# 100 Photos Found In Serial Killer's Locker



## MA-Caver (Jul 13, 2010)

Found this while surfing out of boredom... the accompanying video explains that police had arrested alleged serial killer Rodney Alcala' s locker which he rented shortly before being arrested. 
Now police feel that these photos may help solve cold cases as far back as the 1960's ... scroll down the photos. Who knows you may recognize someone that had turned up missing and can provide police with helpful clues to bring closure to perhaps dozens of unsolved disappearances and murders.
Check it out.
http://www.dont-panic.co.uk/100-photos-found-in-serial-killers-locker/


----------



## seasoned (Jul 13, 2010)

Very educational. As I looked at all the pictures I felt sick knowing that they could all be potential victims. It is very sad how low as a race some can go to satisfy their sickness.


----------



## Xue Sheng (Jul 13, 2010)

seasoned said:


> Very educational. As I looked at all the pictures I felt sick knowing that they could all be potential victims. It is very sad how low as a race some can go to satisfy their sickness.


 
It sickens me as well that I could be looking at victims.

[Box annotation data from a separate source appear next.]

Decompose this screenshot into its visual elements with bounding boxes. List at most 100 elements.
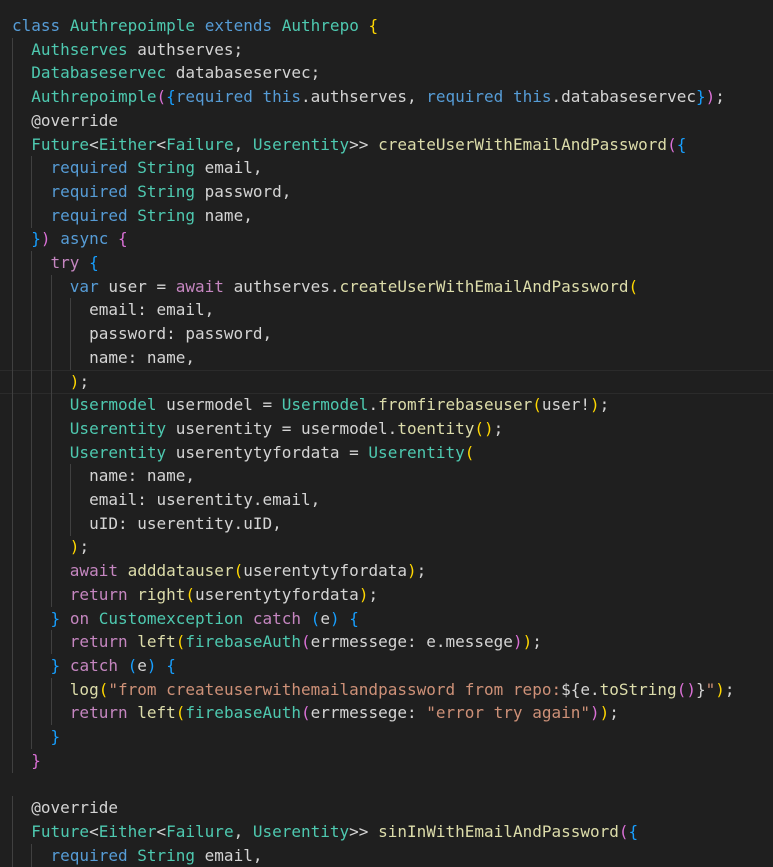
code-line[interactable]: ); bbox=[12, 535, 89, 559]
code-token: ) bbox=[69, 537, 80, 557]
code-token: required bbox=[175, 87, 253, 107]
code-line[interactable]: password: password, bbox=[12, 322, 272, 346]
code-token: async bbox=[60, 229, 109, 249]
code-token: ) bbox=[406, 561, 417, 581]
code-line[interactable]: var user = await authserves.createUserWi… bbox=[12, 275, 638, 299]
code-line[interactable]: Authrepoimple({required this.authserves,… bbox=[12, 85, 725, 109]
code-line[interactable]: name: name, bbox=[12, 346, 195, 370]
code-line[interactable]: return left(firebaseAuth(errmessege: "er… bbox=[12, 701, 619, 725]
code-token: name: name, bbox=[89, 466, 196, 486]
code-line[interactable]: } bbox=[12, 725, 61, 749]
code-line[interactable]: } catch (e) { bbox=[12, 654, 176, 678]
code-token: ( bbox=[532, 395, 542, 415]
code-token: toString bbox=[599, 679, 677, 699]
code-token: ( bbox=[156, 87, 167, 107]
code-line[interactable]: Userentity userentity = usermodel.toenti… bbox=[12, 417, 504, 441]
code-line[interactable]: uID: userentity.uID, bbox=[12, 512, 282, 536]
code-token: firebaseAuth bbox=[185, 703, 301, 723]
code-token: Authrepo bbox=[281, 16, 359, 35]
code-token: } bbox=[50, 727, 61, 746]
code-editor[interactable]: class Authrepoimple extends Authrepo { A… bbox=[0, 0, 773, 867]
code-token: on bbox=[69, 608, 90, 628]
code-token: ( bbox=[233, 561, 244, 581]
code-token: class bbox=[12, 16, 61, 35]
code-token: ) bbox=[40, 229, 51, 249]
code-line[interactable]: @override bbox=[12, 109, 118, 133]
code-line[interactable]: log("from createuserwithemailandpassword… bbox=[12, 678, 735, 702]
code-token: ( bbox=[618, 821, 629, 841]
code-token: String bbox=[137, 845, 196, 865]
code-token: .databaseservec bbox=[551, 87, 696, 107]
code-token: Userentity bbox=[368, 442, 465, 462]
code-line[interactable]: name: name, bbox=[12, 464, 195, 488]
code-token: this bbox=[512, 87, 552, 107]
code-line[interactable]: required String password, bbox=[12, 180, 292, 204]
code-line[interactable]: }) async { bbox=[12, 227, 127, 251]
code-token: required bbox=[50, 845, 128, 865]
code-token: ; bbox=[368, 584, 379, 604]
code-token: ${e. bbox=[561, 679, 600, 699]
code-token: await bbox=[175, 276, 224, 296]
code-token: uID: userentity.uID, bbox=[89, 513, 282, 533]
code-line[interactable]: Future<Either<Failure, Userentity>> crea… bbox=[12, 133, 686, 157]
code-line[interactable]: @override bbox=[12, 796, 118, 820]
code-line[interactable]: class Authrepoimple extends Authrepo { bbox=[12, 14, 378, 38]
code-token: { bbox=[166, 87, 176, 107]
code-line[interactable]: required String name, bbox=[12, 204, 253, 228]
code-line[interactable]: await adddatauser(userentytyfordata); bbox=[12, 559, 426, 583]
code-line[interactable]: email: userentity.email, bbox=[12, 488, 320, 512]
code-line[interactable]: } bbox=[12, 749, 41, 773]
code-token: } bbox=[50, 655, 61, 675]
code-line[interactable]: Future<Either<Failure, Userentity>> sinI… bbox=[12, 820, 638, 844]
code-token: ) bbox=[358, 584, 369, 604]
code-token: ) bbox=[146, 655, 157, 675]
code-line[interactable]: } on Customexception catch (e) { bbox=[12, 607, 359, 631]
code-token: Failure bbox=[166, 821, 234, 841]
code-line[interactable]: Usermodel usermodel = Usermodel.fromfire… bbox=[12, 393, 610, 417]
code-token: ; bbox=[609, 703, 619, 723]
code-line[interactable]: Authserves authserves; bbox=[12, 38, 243, 62]
code-line[interactable]: required String email, bbox=[12, 156, 263, 180]
code-token: } bbox=[31, 750, 41, 770]
code-line[interactable]: Databaseservec databaseservec; bbox=[12, 61, 320, 85]
code-token: authserves. bbox=[223, 276, 340, 296]
code-line[interactable]: email: email, bbox=[12, 298, 214, 322]
code-token: Usermodel bbox=[69, 395, 157, 415]
code-line[interactable]: return right(userentytyfordata); bbox=[12, 583, 378, 607]
code-token: right bbox=[137, 584, 186, 604]
code-line[interactable]: try { bbox=[12, 251, 99, 275]
code-token: var bbox=[69, 276, 99, 296]
code-token: email, bbox=[195, 845, 263, 865]
code-token: required bbox=[50, 205, 128, 225]
code-line[interactable]: Userentity userentytyfordata = Userentit… bbox=[12, 441, 475, 465]
code-token: , bbox=[233, 134, 253, 154]
code-token: String bbox=[137, 205, 196, 225]
code-token: errmessege: bbox=[310, 703, 427, 723]
code-line[interactable]: ); bbox=[12, 370, 89, 394]
code-token: Failure bbox=[166, 134, 234, 154]
code-line[interactable]: return left(firebaseAuth(errmessege: e.m… bbox=[12, 630, 542, 654]
code-line[interactable]: required String email, bbox=[12, 844, 263, 867]
code-token: log bbox=[69, 679, 99, 699]
code-token: ( bbox=[127, 655, 138, 675]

At least Rodney Alcala was stopped, convicted and sentenced to death in 2010.


----------



## MA-Caver (Jul 13, 2010)

Xue Sheng said:


> It sickens me as well that I could be looking at victims.
> 
> At least Rodney Alcala was stopped, convicted and sentenced to death in 2010.

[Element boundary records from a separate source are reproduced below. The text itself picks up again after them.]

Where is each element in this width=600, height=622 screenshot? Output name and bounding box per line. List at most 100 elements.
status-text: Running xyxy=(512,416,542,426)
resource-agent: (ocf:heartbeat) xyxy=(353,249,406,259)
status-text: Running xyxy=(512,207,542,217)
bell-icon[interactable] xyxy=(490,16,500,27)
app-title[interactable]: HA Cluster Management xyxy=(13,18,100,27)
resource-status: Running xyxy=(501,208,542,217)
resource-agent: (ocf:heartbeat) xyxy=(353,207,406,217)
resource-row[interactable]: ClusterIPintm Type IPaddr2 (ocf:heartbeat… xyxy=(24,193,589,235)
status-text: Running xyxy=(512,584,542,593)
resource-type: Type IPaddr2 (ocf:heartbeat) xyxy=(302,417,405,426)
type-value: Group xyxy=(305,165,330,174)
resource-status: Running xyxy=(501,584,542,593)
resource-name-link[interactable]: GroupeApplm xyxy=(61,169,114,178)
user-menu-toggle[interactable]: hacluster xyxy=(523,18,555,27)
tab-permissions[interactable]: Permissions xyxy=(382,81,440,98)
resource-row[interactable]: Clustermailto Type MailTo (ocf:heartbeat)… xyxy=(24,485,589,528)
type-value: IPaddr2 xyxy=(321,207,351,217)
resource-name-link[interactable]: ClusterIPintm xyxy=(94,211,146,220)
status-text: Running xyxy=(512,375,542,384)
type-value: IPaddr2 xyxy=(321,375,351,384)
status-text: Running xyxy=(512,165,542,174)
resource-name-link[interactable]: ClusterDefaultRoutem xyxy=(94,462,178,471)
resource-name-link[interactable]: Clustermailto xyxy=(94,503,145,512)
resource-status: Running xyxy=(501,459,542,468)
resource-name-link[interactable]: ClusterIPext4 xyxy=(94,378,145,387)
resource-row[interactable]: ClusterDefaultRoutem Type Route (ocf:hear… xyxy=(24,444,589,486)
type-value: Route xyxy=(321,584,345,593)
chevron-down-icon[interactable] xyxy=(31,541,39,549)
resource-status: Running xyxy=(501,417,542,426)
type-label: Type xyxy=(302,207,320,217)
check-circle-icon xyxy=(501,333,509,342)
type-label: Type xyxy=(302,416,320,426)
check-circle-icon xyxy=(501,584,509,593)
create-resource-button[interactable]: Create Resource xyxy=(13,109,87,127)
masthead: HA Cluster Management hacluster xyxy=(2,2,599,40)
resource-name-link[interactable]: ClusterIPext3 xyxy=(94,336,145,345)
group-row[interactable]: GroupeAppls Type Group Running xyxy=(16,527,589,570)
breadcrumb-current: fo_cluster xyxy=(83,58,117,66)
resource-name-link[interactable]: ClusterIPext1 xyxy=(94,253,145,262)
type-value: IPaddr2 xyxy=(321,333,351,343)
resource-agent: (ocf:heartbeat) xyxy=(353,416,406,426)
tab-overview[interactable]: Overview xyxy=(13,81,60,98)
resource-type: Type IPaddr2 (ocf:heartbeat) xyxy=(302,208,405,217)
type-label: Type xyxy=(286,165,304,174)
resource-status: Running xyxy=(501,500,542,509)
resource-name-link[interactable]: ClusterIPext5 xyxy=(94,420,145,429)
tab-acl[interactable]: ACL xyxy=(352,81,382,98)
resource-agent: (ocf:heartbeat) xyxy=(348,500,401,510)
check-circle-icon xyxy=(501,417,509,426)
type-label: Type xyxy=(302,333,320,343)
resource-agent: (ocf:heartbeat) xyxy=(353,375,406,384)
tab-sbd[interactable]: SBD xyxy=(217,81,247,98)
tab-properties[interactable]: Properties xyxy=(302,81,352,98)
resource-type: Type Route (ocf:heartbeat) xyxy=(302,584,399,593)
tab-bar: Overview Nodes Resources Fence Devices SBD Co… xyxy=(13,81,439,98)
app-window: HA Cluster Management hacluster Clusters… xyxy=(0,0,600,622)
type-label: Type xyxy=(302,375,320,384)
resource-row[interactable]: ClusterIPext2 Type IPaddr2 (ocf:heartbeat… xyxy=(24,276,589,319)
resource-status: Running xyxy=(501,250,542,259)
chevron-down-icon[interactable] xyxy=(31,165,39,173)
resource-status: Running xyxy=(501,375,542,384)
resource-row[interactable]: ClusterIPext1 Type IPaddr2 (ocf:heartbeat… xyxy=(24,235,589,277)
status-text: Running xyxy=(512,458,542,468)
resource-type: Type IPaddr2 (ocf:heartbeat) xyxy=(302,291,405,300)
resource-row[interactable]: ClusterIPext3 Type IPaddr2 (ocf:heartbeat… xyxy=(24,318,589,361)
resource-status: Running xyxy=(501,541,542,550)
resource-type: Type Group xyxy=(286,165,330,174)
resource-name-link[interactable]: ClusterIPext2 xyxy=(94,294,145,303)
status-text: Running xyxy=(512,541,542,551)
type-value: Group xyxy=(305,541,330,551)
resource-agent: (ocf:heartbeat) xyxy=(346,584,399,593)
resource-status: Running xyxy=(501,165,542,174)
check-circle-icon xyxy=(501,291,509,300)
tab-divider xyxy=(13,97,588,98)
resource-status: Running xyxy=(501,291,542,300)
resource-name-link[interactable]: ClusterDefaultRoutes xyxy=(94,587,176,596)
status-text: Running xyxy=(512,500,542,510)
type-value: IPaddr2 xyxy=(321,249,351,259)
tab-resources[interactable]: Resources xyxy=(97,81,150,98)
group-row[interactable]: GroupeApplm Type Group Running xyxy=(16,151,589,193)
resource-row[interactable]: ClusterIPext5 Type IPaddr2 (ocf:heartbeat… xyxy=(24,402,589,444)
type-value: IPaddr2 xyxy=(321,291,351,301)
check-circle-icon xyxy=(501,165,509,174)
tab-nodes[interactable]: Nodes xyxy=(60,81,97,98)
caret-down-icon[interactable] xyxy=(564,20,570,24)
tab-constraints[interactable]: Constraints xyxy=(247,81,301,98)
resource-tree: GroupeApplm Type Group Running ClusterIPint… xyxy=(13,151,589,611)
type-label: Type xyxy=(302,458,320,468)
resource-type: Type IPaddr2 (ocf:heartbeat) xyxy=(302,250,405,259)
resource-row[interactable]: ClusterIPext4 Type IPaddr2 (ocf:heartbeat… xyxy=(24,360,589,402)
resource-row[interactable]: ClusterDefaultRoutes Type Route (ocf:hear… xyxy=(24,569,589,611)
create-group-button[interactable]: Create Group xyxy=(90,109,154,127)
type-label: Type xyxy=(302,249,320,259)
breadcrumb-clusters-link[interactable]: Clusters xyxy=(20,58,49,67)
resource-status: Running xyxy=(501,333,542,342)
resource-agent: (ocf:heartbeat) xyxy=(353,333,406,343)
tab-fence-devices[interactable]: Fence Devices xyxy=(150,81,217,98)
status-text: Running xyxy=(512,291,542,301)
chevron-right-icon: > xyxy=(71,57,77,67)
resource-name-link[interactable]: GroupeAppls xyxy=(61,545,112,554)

Provided that there isn't any b.s. stays of executions or appeal delays or any other sort of that legality nonsense that allows justice to be trodden underfoot. 

Hopefully he will cooperate and point out which of those he had killed among that collection. 
I noticed quite a few were cut off at the shoulders indicating that they were nude pics and he somehow convinced the girls/women to pose nude for him, they not realizing that they probably pulled the trigger on his demented mind and got his wheels spinning which enabled him to go into killer mode. The others, particularly that toddler (which was photographed several times) was the most heart breaking for me to think that he might've bent his warped attention to the child. 

Remember if anyone of those people in the pics look familiar please contact the police and let them know. You can probably do it anonymously. There are dozens of families probably looking for closure on their missing loved ones.


----------